Caroline Small has been away from HU too long. She left a comment recently on Suat’s post about comics criticism, though, and so in the absence of a real full length post, I thought I’d highlight this, in part because I miss new Caro content, but mostly because it’s worth highlighting.
Having spent a great deal of time lately thinking about critical theory and art practice in the company of some marvelous, critically minded practitioners (and not thinking at all about comics), I second Suat’s suggestion that at least one reason comics criticism is in this condition is because so few cartoonists practice criticism. And by “practice”, I mean read and write not journalism, not the “theory of craft” (as Frank Santoro does so brilliantly and charmingly), but classical “criticism” – argumentative/philosophical/descriptive essays, about art in general, both inside and outside their area of specialization. In fields where there is a strong critical culture, there is typically also a significant population of working artists who consider critical conversations about art, with other artists and critics, in their own and other fields, to be an essential part of their creative practice. Something they do for themselves, because it makes their art richer and better.
Film and literature and music have extremely healthy critical cultures, but they also have large numbers of engaged critic-practitioners – not just practitioners who occasionally toss off a piece of writing about something they’ve read or something they think is important, but practitioners who consider the work of criticism (i.e, reading incisive, informed essays on a range of art-related topics as well as working out their own ideas about their art and practice in essay form) to be an essential facet of being an original, challenging practitioner. (Fine art has a tremendous history in this regard although post-postmodernism is a bit of a nadir.)
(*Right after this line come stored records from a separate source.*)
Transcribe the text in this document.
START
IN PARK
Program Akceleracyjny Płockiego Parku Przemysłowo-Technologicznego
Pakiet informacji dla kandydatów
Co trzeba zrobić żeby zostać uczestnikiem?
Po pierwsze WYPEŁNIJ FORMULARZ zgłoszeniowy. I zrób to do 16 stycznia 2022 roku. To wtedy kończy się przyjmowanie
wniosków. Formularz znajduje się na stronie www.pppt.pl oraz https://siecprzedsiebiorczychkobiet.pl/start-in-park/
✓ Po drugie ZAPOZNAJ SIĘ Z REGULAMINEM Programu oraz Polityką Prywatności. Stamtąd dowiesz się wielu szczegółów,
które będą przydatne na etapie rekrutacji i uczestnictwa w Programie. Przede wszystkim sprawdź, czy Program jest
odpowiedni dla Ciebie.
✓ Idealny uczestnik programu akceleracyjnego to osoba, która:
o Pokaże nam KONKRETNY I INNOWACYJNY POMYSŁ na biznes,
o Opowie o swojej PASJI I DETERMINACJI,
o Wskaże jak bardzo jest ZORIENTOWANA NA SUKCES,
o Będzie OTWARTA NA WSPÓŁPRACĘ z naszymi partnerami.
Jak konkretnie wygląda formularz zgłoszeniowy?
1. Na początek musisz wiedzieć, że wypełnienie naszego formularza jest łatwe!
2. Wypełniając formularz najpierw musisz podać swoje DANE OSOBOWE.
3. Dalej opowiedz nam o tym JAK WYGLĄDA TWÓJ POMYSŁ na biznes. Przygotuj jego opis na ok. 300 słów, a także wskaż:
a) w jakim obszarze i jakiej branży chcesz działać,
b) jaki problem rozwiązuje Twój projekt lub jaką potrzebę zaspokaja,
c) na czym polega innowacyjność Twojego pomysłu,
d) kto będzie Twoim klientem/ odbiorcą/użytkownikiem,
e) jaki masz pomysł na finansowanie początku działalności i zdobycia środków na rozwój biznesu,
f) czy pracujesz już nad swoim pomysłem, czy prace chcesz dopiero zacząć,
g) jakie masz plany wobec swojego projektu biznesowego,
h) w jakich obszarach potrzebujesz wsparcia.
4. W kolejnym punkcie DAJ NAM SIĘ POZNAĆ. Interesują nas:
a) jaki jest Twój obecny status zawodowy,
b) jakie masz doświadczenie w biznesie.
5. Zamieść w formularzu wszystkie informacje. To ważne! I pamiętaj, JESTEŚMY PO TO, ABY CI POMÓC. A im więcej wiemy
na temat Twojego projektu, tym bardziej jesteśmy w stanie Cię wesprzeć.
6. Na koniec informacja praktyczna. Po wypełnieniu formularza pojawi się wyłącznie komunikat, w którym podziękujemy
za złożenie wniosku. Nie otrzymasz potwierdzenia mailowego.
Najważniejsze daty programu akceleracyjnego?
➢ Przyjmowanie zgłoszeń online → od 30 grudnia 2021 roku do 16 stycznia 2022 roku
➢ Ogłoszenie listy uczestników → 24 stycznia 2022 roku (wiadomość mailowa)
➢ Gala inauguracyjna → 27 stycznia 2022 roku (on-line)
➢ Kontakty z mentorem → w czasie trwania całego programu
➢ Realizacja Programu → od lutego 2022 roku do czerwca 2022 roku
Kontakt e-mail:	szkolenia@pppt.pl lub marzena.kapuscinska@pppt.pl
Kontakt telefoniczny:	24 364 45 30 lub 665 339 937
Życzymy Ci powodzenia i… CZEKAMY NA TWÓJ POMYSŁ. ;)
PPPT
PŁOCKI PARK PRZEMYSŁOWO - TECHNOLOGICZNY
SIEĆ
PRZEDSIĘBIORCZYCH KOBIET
This is not to say you have to be a practitioner to be a great critic (or vice versa), but to have a great critical conversation about any field, you need a critical mass of practitioners participating in that conversation at the highest levels. The conversation between…let’s call them practitioner-critics and philosopher-critics — so many of the great critical ideas historically have come out of that conversation. But the practitioner-critic has an exceptionally tough go in comics’ supercool, DIY, populist, “a picture is worth a thousand words” climate. There are vigilant souls, but by in large the critical stance seems to be treacherous waters for cartoonists.